Hoewel er nog steeds enige buitenlandse hulp wordt gegeven, met gerichte leningen van internationale financiële instellingen om de aankoop van voedsel en brandstof te ondersteunen, is dit niet genoeg om de begroting van Tunesië te financieren.

ABRASIEVE STIJL

Volgens de overeenkomst van september was het de bedoeling dat Tunesië de brandstofprijzen met 3%-5% per maand zou verhogen, aldus de donoren. Dit is sinds november niet meer gebeurd en hoewel er binnenkort weer een stijging wordt verwacht, zal deze veel hoger moeten zijn om aan de verplichtingen te voldoen.

Hoewel de regering vorige maand zei dat ze een wet had goedgekeurd over staatsbedrijven, die gezien wordt als een voorloper van herstructureringsinspanningen om de enorme financiële last die ze op de staat leggen te verlichten, is de wet nog niet formeel uitgevaardigd.

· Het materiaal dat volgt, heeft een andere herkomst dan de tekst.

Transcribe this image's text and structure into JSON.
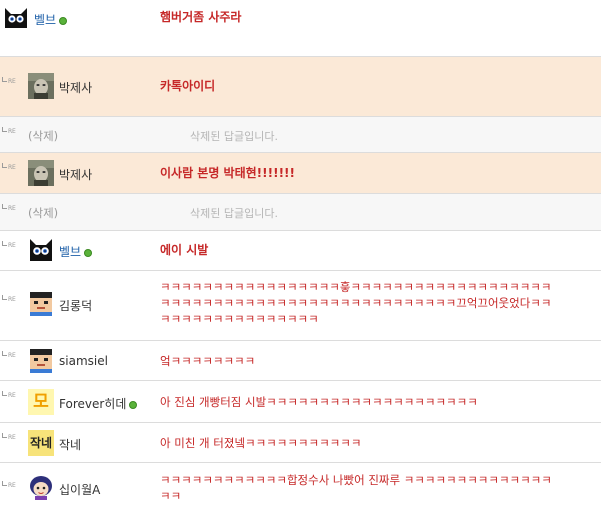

De vertraging lijkt vooral te liggen bij president Saied, die in 2021 de meeste bevoegdheden naar zich toetrok, het parlement uitschakelde, een nieuwe regering benoemde en per decreet ging regeren.

Hij heeft weinig interesse getoond in economisch beleid, behalve dat hij de problemen van Tunesië wijt aan corruptie, en hij heeft de smeekbeden van donoren afgeslagen om een breed maatschappelijk draagvlak te creëren voor pijnlijke hervormingen door middel van deals met een vakbond die zich nu bitter tegen hem verzet.

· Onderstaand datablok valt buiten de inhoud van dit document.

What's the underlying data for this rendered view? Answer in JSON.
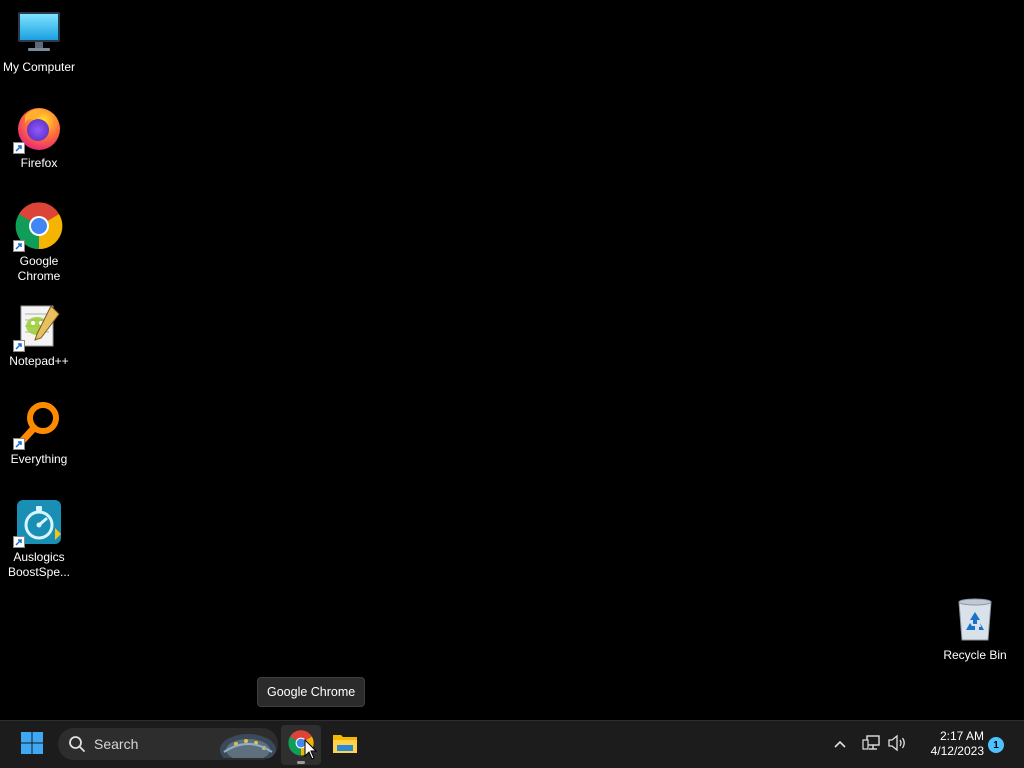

Zijn agressieve stijl, zijn harde optreden tegen tegenstanders en zijn retoriek tegen immigranten en buitenlandse inmenging hebben de donoren verre van verzoend, waardoor ze weinig reden hebben om Tunesië extra speelruimte te geven.

De Wereldbank heeft toekomstige samenwerking met Tunesië al opgeschort en het IMF zei donderdag dat het "bezorgd" was over de recente ontwikkelingen.

Saied's bredere opmerkingen over hulp suggereren ondertussen dat als het IMF en de donoren hopen op zijn publieke steun voor een overeenkomst die impopulaire bezuinigingen zou vereisen, ze pech kunnen hebben.

"De oplossing is niet om ons te onderwerpen aan dictaten... die een nieuwe vorm van kolonialisme zijn," zei hij vorige maand tegen premier Najla Bouden.

Als buitenlandse landen Tunesië willen helpen, moeten ze "ons geplunderde geld teruggeven en de opgebouwde schulden laten vallen", voegde hij eraan toe.